Os resultados indicaram que o aumento das concentrações de gases de efeito estufa contribuíram substancialmente para o aumento de 1,1º C na temperatura da região detectada no período de 1955 a 2004.
Os cálculos foram feitos pelo meteorologista Rafael Cesário de Abreu, durante seu doutorado no IAG-USP (ainda em andamento), sob orientação de Rocha.
“Essa constatação corrobora a hipótese de que mudanças na temperatura estão em curso e controlando fortemente a escala regional do Sudeste, seguindo uma tendência global”, relata Rocha.
Faltam estudos regionais
De acordo com o pesquisador, outros estudos de detecção de aquecimento de longo prazo foram feitos no Brasil, mas não havia um resultado de atribuição em escala regional, como esse do Sudeste, com resultados mais contundentes e que incorporassem incertezas e distinguissem causas diferentes.
No mundo, no entanto, há poucos estudos regionais de detecção e atribuição de causas de mudanças climáticas induzidas pelo efeito estufa antropogênico.
Os estudos anteriores foram feitos para sub-regiões na China, Canadá e Inglaterra, baseados em métodos estatísticos semelhantes ao utilizado no Sudeste.
Segundo a Agência Fapesp, essa região do País é especialmente vulnerável às mudanças climáticas, uma vez que abriga mais de 40% da população brasileira e é responsável por 50% do Produto Interno Bruto (PIB) do Brasil, com uma ampla gama de atividades econômicas, ressaltam os autores do estudo.
“Em comum, esses estudos mostram que a indicação do IPCC de que a temperatura média global aumentou 0,85 ºC entre 1880 e 2012 não se aplica regionalmente e, principalmente, em estudos locais, como de cidades”, afirma Rocha.
São Paulo: o pior cenário
Em São Paulo, por exemplo, já se notou um aumento de temperatura de, aproximadamente, 3º C entre 1940 e 2010, e não se pode afirmar categoricamente se foi causado predominantemente pelo efeito estufa, ressalvou o pesquisador.

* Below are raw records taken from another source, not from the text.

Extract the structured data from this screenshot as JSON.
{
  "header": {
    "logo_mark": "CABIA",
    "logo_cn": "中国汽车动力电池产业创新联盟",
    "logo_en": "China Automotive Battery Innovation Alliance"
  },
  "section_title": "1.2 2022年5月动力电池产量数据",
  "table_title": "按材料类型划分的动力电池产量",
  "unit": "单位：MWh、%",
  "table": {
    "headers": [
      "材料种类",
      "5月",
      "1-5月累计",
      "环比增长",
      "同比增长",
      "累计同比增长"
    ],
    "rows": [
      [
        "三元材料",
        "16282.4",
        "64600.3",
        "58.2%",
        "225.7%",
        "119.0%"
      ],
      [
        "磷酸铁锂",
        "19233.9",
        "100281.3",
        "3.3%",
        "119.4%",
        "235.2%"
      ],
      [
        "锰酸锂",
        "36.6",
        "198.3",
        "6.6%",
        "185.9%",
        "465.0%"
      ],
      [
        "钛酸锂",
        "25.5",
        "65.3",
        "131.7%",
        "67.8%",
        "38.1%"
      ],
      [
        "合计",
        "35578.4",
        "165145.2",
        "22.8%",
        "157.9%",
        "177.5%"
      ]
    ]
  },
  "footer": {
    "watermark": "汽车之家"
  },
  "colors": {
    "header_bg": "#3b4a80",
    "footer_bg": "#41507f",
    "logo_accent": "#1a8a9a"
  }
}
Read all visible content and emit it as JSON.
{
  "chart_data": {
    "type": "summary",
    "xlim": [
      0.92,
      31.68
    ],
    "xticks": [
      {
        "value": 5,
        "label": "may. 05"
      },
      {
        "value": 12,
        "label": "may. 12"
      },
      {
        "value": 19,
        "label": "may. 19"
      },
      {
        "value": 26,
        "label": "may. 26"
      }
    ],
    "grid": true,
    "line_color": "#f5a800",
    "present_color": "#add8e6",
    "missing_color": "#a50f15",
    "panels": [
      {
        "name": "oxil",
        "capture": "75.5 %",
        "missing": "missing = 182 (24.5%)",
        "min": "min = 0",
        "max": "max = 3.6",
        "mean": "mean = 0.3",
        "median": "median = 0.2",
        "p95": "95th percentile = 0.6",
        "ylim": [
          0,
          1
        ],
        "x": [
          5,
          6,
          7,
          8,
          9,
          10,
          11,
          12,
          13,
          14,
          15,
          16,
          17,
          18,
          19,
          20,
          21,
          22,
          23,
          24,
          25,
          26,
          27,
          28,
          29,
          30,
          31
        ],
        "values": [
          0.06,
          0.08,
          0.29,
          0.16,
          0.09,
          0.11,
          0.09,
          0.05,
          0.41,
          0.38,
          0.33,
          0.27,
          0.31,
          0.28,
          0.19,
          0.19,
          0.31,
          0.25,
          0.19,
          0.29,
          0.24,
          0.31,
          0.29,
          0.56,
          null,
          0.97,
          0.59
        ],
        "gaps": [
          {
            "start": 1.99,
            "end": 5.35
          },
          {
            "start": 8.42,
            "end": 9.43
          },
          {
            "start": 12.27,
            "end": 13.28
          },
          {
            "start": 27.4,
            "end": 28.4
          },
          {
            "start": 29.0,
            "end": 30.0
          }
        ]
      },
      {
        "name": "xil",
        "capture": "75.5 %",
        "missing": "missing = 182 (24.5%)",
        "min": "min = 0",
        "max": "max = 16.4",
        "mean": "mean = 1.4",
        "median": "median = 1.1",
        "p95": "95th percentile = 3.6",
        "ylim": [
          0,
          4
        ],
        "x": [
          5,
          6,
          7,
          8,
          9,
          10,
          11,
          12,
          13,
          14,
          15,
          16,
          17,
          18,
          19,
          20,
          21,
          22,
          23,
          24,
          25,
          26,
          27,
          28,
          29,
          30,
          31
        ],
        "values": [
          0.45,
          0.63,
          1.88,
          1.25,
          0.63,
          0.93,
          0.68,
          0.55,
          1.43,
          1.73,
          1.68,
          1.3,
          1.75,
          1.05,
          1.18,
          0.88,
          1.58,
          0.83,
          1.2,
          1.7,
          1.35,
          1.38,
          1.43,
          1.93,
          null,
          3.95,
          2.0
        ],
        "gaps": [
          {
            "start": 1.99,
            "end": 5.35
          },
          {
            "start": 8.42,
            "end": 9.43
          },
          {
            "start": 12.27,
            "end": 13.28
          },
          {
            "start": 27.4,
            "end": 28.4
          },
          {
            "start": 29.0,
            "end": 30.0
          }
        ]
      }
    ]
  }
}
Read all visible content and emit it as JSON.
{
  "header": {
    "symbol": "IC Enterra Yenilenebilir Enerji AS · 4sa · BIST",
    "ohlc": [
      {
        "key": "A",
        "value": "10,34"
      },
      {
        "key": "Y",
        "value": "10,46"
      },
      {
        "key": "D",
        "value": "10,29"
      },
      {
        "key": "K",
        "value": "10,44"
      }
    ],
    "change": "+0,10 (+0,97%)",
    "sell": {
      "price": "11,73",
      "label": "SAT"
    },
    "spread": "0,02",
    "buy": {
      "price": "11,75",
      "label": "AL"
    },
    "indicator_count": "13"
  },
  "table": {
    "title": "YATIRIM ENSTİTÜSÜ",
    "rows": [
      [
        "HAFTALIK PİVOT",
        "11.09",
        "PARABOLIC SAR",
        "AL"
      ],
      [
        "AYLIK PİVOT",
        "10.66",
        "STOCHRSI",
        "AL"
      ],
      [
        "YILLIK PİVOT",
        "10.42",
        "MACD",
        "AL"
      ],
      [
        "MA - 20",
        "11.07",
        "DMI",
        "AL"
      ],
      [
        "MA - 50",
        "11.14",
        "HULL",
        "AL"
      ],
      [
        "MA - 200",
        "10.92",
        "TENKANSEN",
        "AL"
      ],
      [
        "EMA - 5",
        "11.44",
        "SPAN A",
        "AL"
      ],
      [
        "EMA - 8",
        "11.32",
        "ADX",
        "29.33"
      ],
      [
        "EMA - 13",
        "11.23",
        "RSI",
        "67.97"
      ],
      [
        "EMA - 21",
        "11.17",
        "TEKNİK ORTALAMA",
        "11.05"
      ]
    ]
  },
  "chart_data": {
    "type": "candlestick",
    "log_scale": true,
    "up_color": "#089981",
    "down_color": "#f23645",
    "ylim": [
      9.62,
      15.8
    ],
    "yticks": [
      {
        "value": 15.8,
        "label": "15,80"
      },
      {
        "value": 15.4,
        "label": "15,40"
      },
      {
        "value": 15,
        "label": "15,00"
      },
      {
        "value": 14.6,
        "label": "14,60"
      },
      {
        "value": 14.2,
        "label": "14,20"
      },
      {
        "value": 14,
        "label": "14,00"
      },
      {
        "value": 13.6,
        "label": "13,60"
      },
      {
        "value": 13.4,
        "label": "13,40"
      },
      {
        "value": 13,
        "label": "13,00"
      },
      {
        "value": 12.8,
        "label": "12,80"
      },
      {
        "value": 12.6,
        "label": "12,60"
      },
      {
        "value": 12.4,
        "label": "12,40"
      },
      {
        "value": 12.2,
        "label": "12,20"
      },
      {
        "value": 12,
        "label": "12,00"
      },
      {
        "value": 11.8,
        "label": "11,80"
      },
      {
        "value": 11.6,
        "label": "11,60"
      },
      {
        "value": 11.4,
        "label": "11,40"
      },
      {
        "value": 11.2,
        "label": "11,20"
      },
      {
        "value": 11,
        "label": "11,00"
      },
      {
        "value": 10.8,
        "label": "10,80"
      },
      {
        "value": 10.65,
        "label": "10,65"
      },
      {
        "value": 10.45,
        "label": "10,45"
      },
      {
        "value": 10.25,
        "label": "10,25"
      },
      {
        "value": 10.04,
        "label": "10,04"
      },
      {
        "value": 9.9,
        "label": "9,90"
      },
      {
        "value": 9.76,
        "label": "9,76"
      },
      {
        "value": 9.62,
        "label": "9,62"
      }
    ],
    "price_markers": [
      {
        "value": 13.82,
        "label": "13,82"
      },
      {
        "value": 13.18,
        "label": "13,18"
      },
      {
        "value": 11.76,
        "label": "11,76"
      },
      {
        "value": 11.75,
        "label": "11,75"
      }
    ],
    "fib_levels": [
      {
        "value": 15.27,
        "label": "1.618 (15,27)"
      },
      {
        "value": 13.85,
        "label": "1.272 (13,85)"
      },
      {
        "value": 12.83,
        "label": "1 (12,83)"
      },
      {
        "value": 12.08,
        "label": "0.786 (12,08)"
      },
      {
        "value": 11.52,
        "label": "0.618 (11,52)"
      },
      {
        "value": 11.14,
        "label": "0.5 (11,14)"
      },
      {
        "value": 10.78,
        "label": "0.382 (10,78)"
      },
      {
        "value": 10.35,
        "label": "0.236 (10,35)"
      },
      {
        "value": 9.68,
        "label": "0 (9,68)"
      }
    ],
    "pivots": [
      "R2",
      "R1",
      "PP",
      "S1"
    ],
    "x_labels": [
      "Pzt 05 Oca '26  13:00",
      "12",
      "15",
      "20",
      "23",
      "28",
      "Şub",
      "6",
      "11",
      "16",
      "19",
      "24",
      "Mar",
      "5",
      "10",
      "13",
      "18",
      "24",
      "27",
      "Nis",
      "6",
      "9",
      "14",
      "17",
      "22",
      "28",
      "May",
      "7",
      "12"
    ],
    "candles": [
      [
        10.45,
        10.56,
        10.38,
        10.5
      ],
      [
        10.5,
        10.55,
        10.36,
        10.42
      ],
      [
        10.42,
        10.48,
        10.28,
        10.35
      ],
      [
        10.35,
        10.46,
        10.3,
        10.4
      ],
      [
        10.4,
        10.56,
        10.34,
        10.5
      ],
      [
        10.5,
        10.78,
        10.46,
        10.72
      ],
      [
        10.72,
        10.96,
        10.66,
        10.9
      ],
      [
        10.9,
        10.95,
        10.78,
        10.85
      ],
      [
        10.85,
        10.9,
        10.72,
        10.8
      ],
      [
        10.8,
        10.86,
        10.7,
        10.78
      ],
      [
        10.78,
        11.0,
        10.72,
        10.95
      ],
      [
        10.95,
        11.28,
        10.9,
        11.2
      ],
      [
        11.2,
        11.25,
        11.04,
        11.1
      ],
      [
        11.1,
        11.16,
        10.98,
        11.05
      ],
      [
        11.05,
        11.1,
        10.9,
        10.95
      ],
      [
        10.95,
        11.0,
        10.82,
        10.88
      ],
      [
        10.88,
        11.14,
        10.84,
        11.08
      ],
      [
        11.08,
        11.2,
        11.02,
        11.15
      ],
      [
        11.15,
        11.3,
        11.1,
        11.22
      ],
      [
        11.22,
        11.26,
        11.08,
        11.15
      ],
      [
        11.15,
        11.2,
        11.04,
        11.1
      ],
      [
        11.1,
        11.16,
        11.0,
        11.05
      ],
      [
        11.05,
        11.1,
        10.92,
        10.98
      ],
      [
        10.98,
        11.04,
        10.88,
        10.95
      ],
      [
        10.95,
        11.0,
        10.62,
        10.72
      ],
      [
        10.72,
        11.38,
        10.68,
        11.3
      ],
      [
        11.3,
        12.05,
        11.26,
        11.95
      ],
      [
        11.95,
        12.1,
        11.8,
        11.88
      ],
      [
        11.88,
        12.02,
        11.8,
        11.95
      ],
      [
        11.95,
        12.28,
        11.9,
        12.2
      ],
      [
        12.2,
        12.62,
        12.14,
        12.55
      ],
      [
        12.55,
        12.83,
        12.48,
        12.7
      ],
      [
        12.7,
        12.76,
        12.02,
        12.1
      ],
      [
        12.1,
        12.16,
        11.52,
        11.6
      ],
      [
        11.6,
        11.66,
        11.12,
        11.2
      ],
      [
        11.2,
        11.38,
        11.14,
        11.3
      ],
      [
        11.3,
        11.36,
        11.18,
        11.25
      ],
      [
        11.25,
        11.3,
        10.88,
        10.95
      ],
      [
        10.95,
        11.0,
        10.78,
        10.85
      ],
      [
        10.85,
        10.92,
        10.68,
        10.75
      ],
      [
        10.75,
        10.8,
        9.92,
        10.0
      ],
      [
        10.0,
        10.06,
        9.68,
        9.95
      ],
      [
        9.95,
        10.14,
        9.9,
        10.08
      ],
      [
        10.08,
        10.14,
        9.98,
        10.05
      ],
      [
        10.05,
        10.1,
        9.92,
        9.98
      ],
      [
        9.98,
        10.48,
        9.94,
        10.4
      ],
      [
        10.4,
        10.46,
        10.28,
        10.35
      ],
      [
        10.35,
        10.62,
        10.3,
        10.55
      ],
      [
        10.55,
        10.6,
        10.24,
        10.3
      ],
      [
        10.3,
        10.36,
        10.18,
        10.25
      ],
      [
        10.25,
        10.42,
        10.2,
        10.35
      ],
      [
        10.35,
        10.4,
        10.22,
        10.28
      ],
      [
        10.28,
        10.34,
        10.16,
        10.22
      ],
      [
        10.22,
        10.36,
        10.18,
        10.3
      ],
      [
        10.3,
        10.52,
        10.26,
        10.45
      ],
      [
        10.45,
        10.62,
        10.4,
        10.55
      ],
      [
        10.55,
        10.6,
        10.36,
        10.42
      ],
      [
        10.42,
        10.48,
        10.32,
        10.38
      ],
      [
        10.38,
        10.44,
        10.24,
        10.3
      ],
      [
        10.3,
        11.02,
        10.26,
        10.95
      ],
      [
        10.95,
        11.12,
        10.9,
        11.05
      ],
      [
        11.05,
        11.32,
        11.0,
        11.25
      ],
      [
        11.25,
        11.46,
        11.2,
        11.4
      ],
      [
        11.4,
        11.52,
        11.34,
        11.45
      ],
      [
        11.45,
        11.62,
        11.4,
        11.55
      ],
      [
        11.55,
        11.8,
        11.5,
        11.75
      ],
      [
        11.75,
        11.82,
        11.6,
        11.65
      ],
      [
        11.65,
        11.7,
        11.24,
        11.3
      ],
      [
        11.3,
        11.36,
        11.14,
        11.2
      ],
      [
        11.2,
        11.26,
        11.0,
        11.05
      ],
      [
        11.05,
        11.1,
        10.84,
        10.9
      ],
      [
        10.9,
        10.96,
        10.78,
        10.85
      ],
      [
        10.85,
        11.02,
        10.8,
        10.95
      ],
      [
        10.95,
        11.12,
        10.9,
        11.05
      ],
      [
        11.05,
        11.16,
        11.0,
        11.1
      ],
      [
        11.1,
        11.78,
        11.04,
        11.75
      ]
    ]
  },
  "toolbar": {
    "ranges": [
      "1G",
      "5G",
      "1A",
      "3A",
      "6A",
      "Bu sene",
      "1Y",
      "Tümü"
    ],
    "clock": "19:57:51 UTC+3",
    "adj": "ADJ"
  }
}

“Na área rural, há outros fatores que influenciam. O desmatamento de florestas e cerrados também pode explicar aumento de temperatura, mas confinado em efeitos de escala local, que, por sua vez, não são geralmente diagnosticados pelos modelos do CMIP5/IPCC”, afirmou.
O artigo Attribution of detected temperature trends in Southeast Brazil (DOI: 10.1029/2019GL083003), de R. C. de Abreu, S. F. B. Tett, A. Schurer e H. R. Rocha, pode ser lido na revista Geophysical Research Letters em agupubs.onlinelibrary.wiley.com/doi/full/10.1029/2019GL083003.